Not often one gets the chance to hobnob, however vicariously, with the likes of Churchill, Callas and Garbo, but since the yacht that once belonged to Aristotle Onassis is currently at Canary Wharf and open to visitors - well, why not?
One good reason might be the admission charge (almost as much as for the Tower of London and rather more than for the royal yacht Britannia), and another, the fact that it isn't that spectacular in itself, nor is the story it tells that unfamiliar. But I donned the compulsory plastic overshoes and wandered through its main state-rooms.

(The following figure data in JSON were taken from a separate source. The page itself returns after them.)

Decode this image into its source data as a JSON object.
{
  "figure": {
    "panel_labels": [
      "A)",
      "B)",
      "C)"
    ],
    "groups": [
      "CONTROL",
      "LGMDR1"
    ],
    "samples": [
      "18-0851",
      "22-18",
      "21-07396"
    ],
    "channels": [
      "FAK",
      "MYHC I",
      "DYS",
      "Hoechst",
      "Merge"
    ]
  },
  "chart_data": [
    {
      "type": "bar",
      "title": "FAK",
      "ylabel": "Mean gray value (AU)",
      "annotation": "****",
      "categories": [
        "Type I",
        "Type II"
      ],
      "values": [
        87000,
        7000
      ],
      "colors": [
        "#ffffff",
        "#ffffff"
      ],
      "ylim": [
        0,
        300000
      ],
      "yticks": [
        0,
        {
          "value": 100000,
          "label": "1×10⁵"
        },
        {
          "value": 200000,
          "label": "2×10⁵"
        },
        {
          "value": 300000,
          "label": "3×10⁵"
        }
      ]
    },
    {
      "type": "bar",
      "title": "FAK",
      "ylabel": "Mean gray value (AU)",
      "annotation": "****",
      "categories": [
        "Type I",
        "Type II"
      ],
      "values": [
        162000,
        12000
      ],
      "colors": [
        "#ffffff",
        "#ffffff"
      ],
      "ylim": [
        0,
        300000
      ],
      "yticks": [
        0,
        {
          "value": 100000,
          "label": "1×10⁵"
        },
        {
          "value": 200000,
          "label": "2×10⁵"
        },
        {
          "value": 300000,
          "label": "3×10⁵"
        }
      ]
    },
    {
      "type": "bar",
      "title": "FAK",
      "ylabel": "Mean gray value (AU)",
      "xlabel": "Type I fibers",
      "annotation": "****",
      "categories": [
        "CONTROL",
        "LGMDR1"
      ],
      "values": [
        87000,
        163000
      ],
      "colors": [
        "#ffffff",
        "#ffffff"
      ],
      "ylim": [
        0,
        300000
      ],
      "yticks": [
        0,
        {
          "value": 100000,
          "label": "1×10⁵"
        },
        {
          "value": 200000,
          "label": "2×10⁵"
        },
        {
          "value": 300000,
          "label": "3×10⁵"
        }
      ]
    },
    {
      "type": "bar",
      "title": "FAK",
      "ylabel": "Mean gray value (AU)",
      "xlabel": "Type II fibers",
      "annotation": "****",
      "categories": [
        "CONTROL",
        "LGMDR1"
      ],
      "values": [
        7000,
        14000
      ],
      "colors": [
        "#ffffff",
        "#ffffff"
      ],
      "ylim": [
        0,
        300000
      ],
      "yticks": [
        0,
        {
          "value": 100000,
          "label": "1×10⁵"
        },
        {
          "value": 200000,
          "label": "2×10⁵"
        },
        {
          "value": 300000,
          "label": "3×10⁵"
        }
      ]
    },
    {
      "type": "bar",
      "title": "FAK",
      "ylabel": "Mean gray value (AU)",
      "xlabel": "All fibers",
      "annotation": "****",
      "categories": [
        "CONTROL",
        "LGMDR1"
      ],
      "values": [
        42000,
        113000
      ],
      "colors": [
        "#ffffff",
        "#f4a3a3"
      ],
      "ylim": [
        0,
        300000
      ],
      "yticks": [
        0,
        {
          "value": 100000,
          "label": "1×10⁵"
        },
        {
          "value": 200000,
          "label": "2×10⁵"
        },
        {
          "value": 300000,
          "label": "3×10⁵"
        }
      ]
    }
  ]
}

For a yacht, it's big (converted at huge expense from a wartime convoy escort ship), but the interior is not screaming ostentatious bling. True, there are a couple of soppy Renoirs and some paintings by Lavery, the fussy light fittings on the walls are of Baccarat crystal, there is quite a bit of marble, some onyx and lapis lazuli fittings; and some might consider having three grand pianos on board rather, so to speak, pushing the boat out. But the overall effect is of an upmarket and very, very discreet hotel - which, more or less, is what it now is (I'm guessing much of the moveable furniture and soft furnishings have been hotel-designed accordingly).
Nor do the various photos and mementoes of the people involved in Onassis's life suggest there was much enjoyment to hand, since they focus on the fairly disastrous love-lives that were all over the gossip columns of their day (and on Churchill whiling away his long retirement and decline).
We had as much excitement on the rather ramshackle converted lifeboat that served my parents as a cabin cruiser on the Thames for a year or two. The sight and sound of celebrities clashing egos on whale-foreskin-covered bar-stools would have been as nothing compared to the tale of the Day Dad Dropped The Elsan.